Last Friday I was testing out equipment for an event I was hoping to photograph the following day. For the last few months I’ve seldom used the two working Nikon DSLRs I own, working instead with a Fuji XT1 and an Olympus OMD EM5 MKII, and I wasn’t confident that they could cope.

I knew I would need a fairly extreme telephoto lens for some pictures. The longest I own for the Fuji is the 18-135mm F3.5-5.6, equivalent to a 27-203mm, and for the Olympus, the lightweight 14-150mm (28-300mm equiv) f4-5.6. Would either of these be good enough or should I take the larger and heavier Nikon D810 with the 70-300mm Nikkor zoom?

I was worried about the weight as I was expecting to have to walk some distance, so would have preferred not to have to carry the Nikon, as along with another lens to cover the mid-range it would roughly double the weight I was carrying for around four or five hours. But if it really gave better results I’d have to put up with it.

I could get greater magnification from the Nikon, as I don’t need the full image size, but could switch it to DX mode, making it at its long end a 450mm equivalent lens, while still retaining roughly the same pixel count as the Fuji or Olympus, and I thought before looking at the results that this would make a vital difference.

So I got out the gear and took pictures of a subject at roughly the same distance as I would be working – around 200 metres and compared the results. I used more or less the same shutter speed and aperture as I expected to need on the following day, around 1/500 f8 at ISO640, and made sure the image stabilisation was on for the Fuji lens and Olympus body.

I got a couple of surprises from these simple tests.
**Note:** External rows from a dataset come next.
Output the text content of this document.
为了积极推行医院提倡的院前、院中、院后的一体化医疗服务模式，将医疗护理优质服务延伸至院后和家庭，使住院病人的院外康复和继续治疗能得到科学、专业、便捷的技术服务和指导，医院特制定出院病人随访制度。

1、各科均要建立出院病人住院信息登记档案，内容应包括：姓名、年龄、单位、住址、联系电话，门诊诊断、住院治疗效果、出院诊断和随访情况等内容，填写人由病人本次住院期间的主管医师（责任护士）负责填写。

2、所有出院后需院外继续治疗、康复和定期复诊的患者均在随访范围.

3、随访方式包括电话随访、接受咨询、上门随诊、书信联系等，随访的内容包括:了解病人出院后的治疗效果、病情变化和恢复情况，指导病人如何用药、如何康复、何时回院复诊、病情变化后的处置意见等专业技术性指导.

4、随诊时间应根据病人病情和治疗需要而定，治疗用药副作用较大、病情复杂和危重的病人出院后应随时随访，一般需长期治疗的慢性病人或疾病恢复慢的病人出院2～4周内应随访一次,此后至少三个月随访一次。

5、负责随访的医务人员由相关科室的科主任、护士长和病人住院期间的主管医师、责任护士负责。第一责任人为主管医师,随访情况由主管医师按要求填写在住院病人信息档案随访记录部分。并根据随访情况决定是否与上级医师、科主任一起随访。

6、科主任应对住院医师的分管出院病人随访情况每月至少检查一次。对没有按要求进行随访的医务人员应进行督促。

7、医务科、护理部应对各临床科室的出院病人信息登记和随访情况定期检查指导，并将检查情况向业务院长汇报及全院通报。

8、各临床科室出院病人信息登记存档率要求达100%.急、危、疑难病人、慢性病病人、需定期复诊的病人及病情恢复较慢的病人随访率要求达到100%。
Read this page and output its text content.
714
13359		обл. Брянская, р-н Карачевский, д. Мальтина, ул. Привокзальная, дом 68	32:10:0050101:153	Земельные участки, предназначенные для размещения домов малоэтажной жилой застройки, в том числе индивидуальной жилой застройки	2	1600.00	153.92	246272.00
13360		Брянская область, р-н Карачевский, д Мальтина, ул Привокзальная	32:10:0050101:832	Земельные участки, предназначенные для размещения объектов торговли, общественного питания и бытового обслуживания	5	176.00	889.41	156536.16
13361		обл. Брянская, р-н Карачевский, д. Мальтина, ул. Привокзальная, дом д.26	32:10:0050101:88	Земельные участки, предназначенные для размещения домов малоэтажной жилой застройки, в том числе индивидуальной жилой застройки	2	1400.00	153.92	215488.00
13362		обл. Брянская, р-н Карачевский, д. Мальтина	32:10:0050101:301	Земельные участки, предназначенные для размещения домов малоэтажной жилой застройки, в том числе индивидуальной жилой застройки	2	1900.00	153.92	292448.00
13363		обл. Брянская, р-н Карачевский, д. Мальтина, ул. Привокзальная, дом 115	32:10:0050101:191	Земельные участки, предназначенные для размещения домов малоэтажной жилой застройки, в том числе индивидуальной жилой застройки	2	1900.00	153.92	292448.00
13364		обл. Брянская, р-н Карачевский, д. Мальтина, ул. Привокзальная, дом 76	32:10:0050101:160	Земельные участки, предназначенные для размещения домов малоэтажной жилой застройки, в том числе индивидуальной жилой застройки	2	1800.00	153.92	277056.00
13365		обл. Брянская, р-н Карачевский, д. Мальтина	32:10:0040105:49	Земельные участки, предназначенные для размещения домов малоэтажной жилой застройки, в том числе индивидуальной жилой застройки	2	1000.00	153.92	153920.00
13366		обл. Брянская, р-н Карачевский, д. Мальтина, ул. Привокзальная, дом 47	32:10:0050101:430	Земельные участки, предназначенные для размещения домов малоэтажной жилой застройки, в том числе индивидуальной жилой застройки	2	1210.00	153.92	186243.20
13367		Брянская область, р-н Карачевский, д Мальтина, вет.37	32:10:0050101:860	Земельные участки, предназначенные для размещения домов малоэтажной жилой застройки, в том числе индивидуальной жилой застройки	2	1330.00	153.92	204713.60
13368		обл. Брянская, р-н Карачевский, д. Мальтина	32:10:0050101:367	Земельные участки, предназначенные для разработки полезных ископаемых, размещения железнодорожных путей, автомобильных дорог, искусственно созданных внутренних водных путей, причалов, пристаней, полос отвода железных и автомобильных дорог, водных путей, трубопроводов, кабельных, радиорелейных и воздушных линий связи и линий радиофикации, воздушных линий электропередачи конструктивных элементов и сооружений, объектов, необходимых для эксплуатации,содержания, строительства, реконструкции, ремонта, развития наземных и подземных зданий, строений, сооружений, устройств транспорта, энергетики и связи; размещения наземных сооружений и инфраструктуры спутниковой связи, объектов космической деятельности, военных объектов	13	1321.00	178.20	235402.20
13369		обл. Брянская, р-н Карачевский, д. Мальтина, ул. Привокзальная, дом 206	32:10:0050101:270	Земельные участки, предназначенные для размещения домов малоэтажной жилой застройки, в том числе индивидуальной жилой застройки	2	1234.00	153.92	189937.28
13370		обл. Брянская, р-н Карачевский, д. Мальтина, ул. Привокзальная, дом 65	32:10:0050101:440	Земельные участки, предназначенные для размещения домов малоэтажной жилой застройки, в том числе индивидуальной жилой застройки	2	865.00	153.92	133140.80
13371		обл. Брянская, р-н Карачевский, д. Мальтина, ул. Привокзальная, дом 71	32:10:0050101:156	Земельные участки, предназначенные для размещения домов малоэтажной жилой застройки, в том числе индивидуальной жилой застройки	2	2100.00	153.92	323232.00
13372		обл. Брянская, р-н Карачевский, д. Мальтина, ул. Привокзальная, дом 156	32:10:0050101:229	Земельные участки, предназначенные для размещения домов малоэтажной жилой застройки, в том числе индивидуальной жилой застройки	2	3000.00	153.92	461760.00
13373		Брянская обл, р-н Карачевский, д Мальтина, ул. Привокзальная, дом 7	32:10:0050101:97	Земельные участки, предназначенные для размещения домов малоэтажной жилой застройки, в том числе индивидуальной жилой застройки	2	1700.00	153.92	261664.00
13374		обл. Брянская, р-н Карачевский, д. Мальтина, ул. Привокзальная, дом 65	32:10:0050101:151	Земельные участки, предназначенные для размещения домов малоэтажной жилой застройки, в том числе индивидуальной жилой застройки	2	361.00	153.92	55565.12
The first was that the two mirrorless systems both focused at least as fast as the DSLR, with the fastest usually being the OM5 (though both the Nikon and the Olympus occasionally went in for a little hunting.)

It took a little fussing around to view the images with the subject roughly the same size on my screen, but the results were interesting. The pictures themselves are pretty boring (and as I was photographing a window in a nearby flat perhaps an invasion of privacy) so I won’t include them here; the differences between the 3 camera/lens setups would in any case probably barely show even on enlarged small sections.

I’d expected the Nikon with its larger sensor and longer (equivalent) focal length to have a distinct advantage, but this wasn’t the case. The clear winner in these tests was Olympus, though the differences were not huge. It seemed a little sharper and to give just a little better gradation. Details in highlight and shadow seemed a little clearer. Even though I had to magnify it more it still more than matched the Nikon. The Fuji lens gave a nice sharp image, but the extra magnification it needed just about showed. But at any size I was likely to need to use the pictures any of the three systems would have done the job.

The D810 in full-frame mode gives images 7360 × 4912 pixels, compared to 4896 x 3264 for the Fuji and 4608 x 3456 for the Olympus. All more than enough for an A4 print – and if the images are sharp you can go considerably larger. Those extra pixels that the Nikon has to offer are very seldom needed.

Of course Nikon has newer and better telephoto lenses than the old model I own, the 70-300mm f/4-5.6D ED AF Nikkor. The Fuji lens weighs 490g, not particularly heavy for its specification, but almost twice as much as the Olympus at 285g. Both essentially replace two of my Nikon lenses, and of course both Olympus and Fuji bodies are considerable lighter than the D810.

My Nikon 70-300 was made for film and is not really up to the demands of high-pixel digital cameras, particularly at its longer focal lengths, so I shouldn’t be too surprised at the result. It weighs 520g, only a few grams more than the Fuji 18-135, but its modern replacement, the AF-P NIKKOR 70-300mm f/4.5-5.6E ED VR is noticeably heavier at 680g – and reviews show it to be a rather better performer. I don’t do a great deal with long focal lengths and got my lens second-hand at a bargain price, around a fifth of the cost of the newer model.

The tests showed me that the Olympus would do the job well and so I packed my bag ready for the following morning. But the following day gale force winds meant I had to cancel my journey. But at least I know for the future that I don’t need to carry the extra weight to use a long lens.